Maybe Comet C/2002 O4 (HOENIG) will bring us more fireworks one day... I found it with Albert's help 1/2 degree from Kappa Cephei glowing dimly at 10th magnitude. Over the course of the evening I saw it move ... maybe 15 arc minutes (?). Like watching the hour hand on the cosmic clock. Speaking of cosmic clocks, Bob says the moon moves at 1/2 degree per hour, climbing backward into the sky. and I saw its dark limb gobble up a star in Libra (alpha? iota?). The seeing was fantastic! Saw things like tiny craters inside Hercules and the walled plain Posiedonius along the terminator, jesus, more and more detail in the Montes Alpes, and those isolated peaks poking out of the shadow.

Then binoculars in Sagittarius heaven... the M24 Star Cloud distinctly defined by those dark Barnard clouds on each side. In art we tell our students to become aware of "negative shapes" defining objects in a painting, and the Milky Way is sculpted this way everywhere!

Then back to the scope and M16 at 110x (James can you really make out the "Pillars of Creation" at the bottom of that "S" asterism?) Then up to the Veil, why don't all supernovae leave a ring like this? Albert says it depends on what the explosion ploughs into as it expands. In this case the cirrus-like clouds are so like our cirrus clouds on Earth, why does the Universe please us with such visual rhyme? The steady seeing continued so I paid my respects to a few globs... pulsing star flower M13 and then M22's lop sided flat-top shape. Tiny M54 underneath the teapot, the books say it's the remnant of the Sagittarius Dwarf galaxy being torn apart by the Milky Way ... speculation that all the globs were once centers of orbiting bits of irregular galaxies until each was torn and merged with the Mother, leaving the glob to circle the Milky Way like fireflies. At 90,000 light years I couldn't resolve any stars but it sure was a bright little dude ... like trying to resolve a galaxy with spiral arms.

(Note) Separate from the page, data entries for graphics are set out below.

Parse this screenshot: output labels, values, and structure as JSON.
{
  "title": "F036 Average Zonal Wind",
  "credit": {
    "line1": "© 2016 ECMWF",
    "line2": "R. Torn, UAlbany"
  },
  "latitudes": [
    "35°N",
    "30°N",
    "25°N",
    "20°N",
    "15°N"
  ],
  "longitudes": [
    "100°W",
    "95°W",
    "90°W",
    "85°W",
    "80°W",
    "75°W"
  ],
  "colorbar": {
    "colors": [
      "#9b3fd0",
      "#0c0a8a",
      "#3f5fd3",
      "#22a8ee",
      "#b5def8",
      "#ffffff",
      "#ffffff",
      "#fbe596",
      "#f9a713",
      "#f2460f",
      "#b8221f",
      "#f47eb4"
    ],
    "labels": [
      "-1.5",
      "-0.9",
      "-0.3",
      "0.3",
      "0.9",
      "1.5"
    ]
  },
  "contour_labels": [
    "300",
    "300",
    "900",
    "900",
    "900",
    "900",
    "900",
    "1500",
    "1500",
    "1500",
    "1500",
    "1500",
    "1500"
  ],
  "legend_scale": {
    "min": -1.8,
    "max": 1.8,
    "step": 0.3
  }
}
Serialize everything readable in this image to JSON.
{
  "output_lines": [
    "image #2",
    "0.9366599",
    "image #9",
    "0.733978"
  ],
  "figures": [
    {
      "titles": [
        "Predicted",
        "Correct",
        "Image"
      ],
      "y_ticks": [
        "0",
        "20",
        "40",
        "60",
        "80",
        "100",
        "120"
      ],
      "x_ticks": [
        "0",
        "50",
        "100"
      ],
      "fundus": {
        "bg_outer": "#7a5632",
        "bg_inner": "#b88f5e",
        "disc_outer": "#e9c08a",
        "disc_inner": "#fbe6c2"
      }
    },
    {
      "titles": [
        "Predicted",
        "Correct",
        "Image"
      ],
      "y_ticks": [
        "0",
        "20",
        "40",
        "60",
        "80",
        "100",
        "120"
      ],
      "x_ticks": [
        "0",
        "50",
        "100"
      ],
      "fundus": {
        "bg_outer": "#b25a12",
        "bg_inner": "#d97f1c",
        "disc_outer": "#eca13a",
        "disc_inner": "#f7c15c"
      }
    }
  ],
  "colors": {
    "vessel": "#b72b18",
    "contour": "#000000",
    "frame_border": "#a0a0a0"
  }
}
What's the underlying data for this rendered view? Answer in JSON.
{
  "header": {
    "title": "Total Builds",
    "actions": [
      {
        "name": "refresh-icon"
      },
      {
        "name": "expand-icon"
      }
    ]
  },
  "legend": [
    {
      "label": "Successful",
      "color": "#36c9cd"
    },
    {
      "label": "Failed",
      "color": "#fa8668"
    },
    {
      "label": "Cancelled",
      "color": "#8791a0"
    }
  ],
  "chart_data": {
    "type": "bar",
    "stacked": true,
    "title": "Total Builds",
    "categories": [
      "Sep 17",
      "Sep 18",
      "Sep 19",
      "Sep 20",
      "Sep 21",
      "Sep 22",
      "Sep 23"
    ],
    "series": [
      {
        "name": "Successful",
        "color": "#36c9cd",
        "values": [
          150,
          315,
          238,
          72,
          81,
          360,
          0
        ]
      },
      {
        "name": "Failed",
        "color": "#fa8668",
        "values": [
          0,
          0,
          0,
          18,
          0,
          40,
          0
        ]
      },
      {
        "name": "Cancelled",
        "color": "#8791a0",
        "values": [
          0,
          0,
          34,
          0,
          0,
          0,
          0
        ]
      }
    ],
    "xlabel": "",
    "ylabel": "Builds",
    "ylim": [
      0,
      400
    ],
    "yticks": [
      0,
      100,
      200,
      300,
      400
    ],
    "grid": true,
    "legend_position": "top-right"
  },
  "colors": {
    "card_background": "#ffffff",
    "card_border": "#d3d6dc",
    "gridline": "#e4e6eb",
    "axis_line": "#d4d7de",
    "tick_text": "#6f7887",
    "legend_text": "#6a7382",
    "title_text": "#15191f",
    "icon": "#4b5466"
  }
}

Then through his 6" travel scope Albert showed us Uranus near Mu Capricorni... it really is green .. and twice as far away as Saturn... Finally, the Wild Duck cluster M11 so steady at 110x, a chevron of lights flying in formation with that really bright star dead center - is it part of the cluster or a foreground star? Burnham and O'Meara are ambiguous on this, so does anyone know?. Bob says an 11-year-old girl told him at a star party once that M16 is no wild duck, but an angel fish. So the Angel Fish Cluster it is!

Bob says eleven-year-old girls should rename all the clusters. Lewis Carroll would agree.